Essen. . Kehrtwende in der Bäderfrage bei der SPD: Parteivorstand und Fraktion haben sich vom Bau eines Kombibades im Nordwesten von Essen verabschiedet. Stattdessen soll das Borbecker Hallenbad saniert und das Dellwiger Freibad „Hesse“ erhalten werden.

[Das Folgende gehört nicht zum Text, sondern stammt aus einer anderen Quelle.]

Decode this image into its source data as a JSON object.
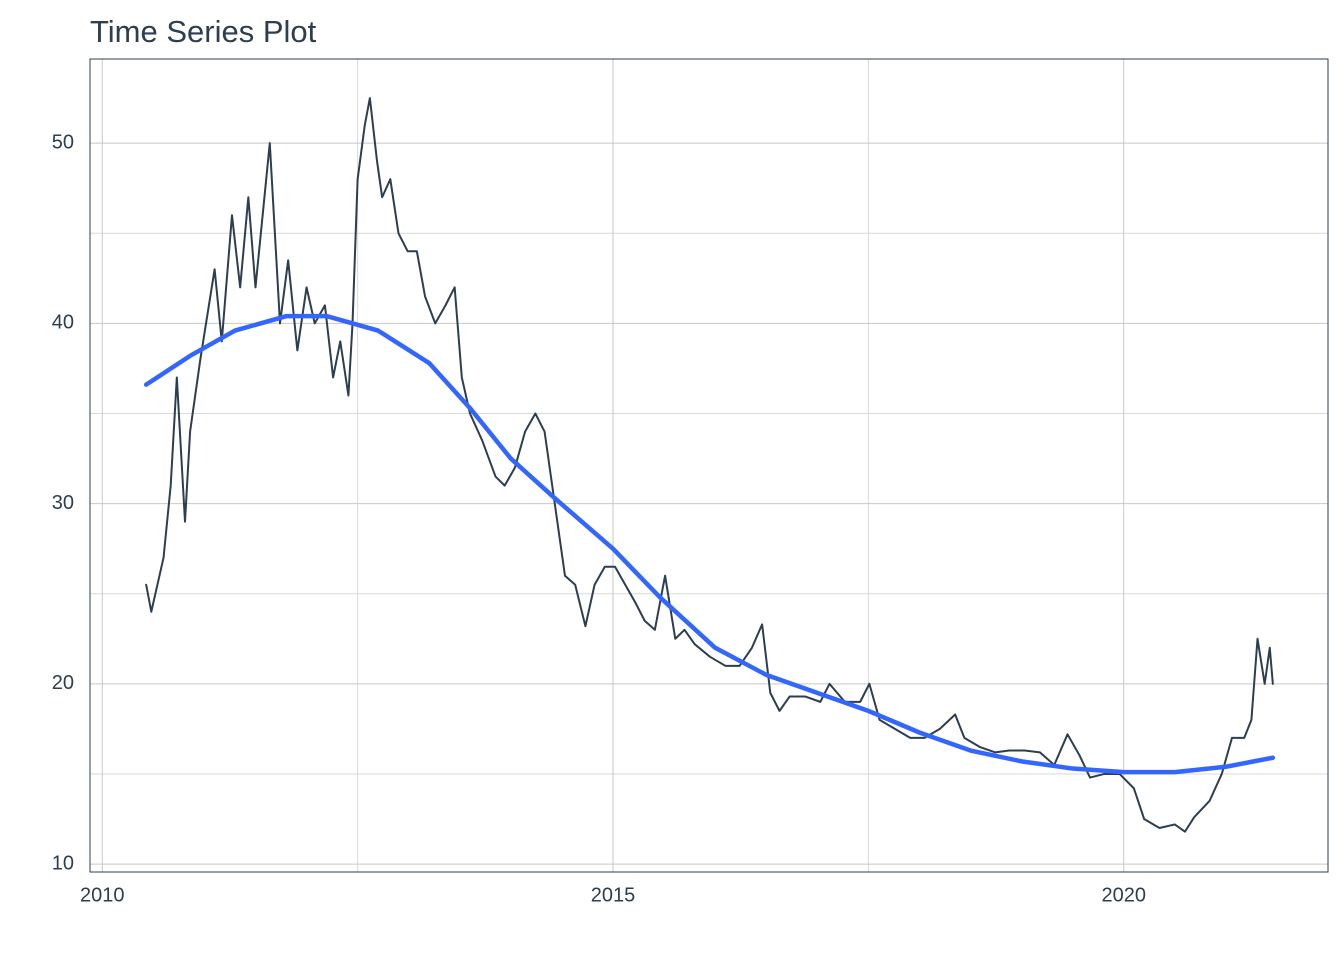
{
  "chart_data": {
    "type": "line",
    "title": "Time Series Plot",
    "xlim": [
      2009.88,
      2022.0
    ],
    "xticks": [
      2010,
      2015,
      2020
    ],
    "xminor": [
      2012.5,
      2017.5
    ],
    "ylim": [
      9.56,
      54.67
    ],
    "yticks": [
      10,
      20,
      30,
      40,
      50
    ],
    "yminor": [
      15,
      25,
      35,
      45
    ],
    "grid": true,
    "series": [
      {
        "color": "#2c3e50",
        "x": [
          2010.43,
          2010.48,
          2010.6,
          2010.67,
          2010.73,
          2010.81,
          2010.86,
          2010.96,
          2011.1,
          2011.17,
          2011.27,
          2011.35,
          2011.43,
          2011.5,
          2011.57,
          2011.64,
          2011.74,
          2011.82,
          2011.91,
          2012.0,
          2012.08,
          2012.18,
          2012.26,
          2012.33,
          2012.41,
          2012.45,
          2012.5,
          2012.57,
          2012.62,
          2012.69,
          2012.74,
          2012.82,
          2012.9,
          2012.99,
          2013.08,
          2013.16,
          2013.26,
          2013.36,
          2013.45,
          2013.52,
          2013.6,
          2013.72,
          2013.85,
          2013.94,
          2014.04,
          2014.14,
          2014.24,
          2014.33,
          2014.43,
          2014.53,
          2014.63,
          2014.73,
          2014.82,
          2014.92,
          2015.02,
          2015.12,
          2015.22,
          2015.31,
          2015.41,
          2015.51,
          2015.61,
          2015.7,
          2015.8,
          2015.95,
          2016.1,
          2016.24,
          2016.36,
          2016.46,
          2016.54,
          2016.63,
          2016.73,
          2016.88,
          2017.03,
          2017.12,
          2017.27,
          2017.42,
          2017.51,
          2017.61,
          2017.76,
          2017.91,
          2018.05,
          2018.2,
          2018.35,
          2018.44,
          2018.59,
          2018.74,
          2018.88,
          2019.03,
          2019.18,
          2019.32,
          2019.45,
          2019.57,
          2019.67,
          2019.81,
          2019.96,
          2020.1,
          2020.2,
          2020.35,
          2020.5,
          2020.6,
          2020.69,
          2020.84,
          2020.96,
          2021.06,
          2021.18,
          2021.25,
          2021.31,
          2021.38,
          2021.43,
          2021.46
        ],
        "values": [
          25.5,
          24,
          27,
          31,
          37,
          29,
          34,
          38,
          43,
          39,
          46,
          42,
          47,
          42,
          46,
          50,
          40,
          43.5,
          38.5,
          42,
          40,
          41,
          37,
          39,
          36,
          40,
          48,
          51,
          52.5,
          49,
          47,
          48,
          45,
          44,
          44,
          41.5,
          40,
          41,
          42,
          37,
          35,
          33.5,
          31.5,
          31,
          32,
          34,
          35,
          34,
          30,
          26,
          25.5,
          23.2,
          25.5,
          26.5,
          26.5,
          25.5,
          24.5,
          23.5,
          23,
          26,
          22.5,
          23,
          22.2,
          21.5,
          21,
          21,
          22,
          23.3,
          19.5,
          18.5,
          19.3,
          19.3,
          19,
          20,
          19,
          19,
          20,
          18,
          17.5,
          17,
          17,
          17.5,
          18.3,
          17,
          16.5,
          16.2,
          16.3,
          16.3,
          16.2,
          15.5,
          17.2,
          16,
          14.8,
          15,
          15,
          14.2,
          12.5,
          12,
          12.2,
          11.8,
          12.6,
          13.5,
          15,
          17,
          17,
          18,
          22.5,
          20,
          22,
          20
        ]
      },
      {
        "color": "#3366ff",
        "smooth": true,
        "x": [
          2010.43,
          2010.86,
          2011.3,
          2011.8,
          2012.2,
          2012.7,
          2013.2,
          2013.6,
          2014.0,
          2014.43,
          2015.0,
          2015.46,
          2016.0,
          2016.5,
          2017.0,
          2017.5,
          2018.0,
          2018.5,
          2019.0,
          2019.5,
          2020.0,
          2020.5,
          2021.0,
          2021.46
        ],
        "values": [
          36.6,
          38.2,
          39.6,
          40.4,
          40.4,
          39.6,
          37.8,
          35.3,
          32.5,
          30.3,
          27.5,
          24.8,
          22,
          20.5,
          19.5,
          18.5,
          17.3,
          16.3,
          15.7,
          15.3,
          15.1,
          15.1,
          15.4,
          15.9
        ]
      }
    ]
  }
}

In der Bäderfrage gefällt sich die SPD plötzlich in der Rolle des Frühschwimmers. Nicht nur das: Sie zieht ziemlich einsam ihre Bahnen. Auf diesen Nenner lässt sich ein Vorstoß bringen, mit dem die Sozialdemokraten auch jene Fraktionen überraschten, mit denen sie bislang in Sachen Bädern in dieselbe Richtung schwammen. Im Klartext: Parteivorstand und Fraktion haben sich vom Bau eines Kombibades im Nordwesten der Stadt verabschiedet. „Die Kosten würden dazu führen, dass das Hauptbad, das Hallenbad in Borbeck und das Freibad Dellwig zur Schließung anstünden. Das ist mit uns nicht zu machen“, sagt Rainer Marschan, Ratsherr aus Borbeck und stellvertretender Fraktionsvorsitzender.
Belastbare Zahlen?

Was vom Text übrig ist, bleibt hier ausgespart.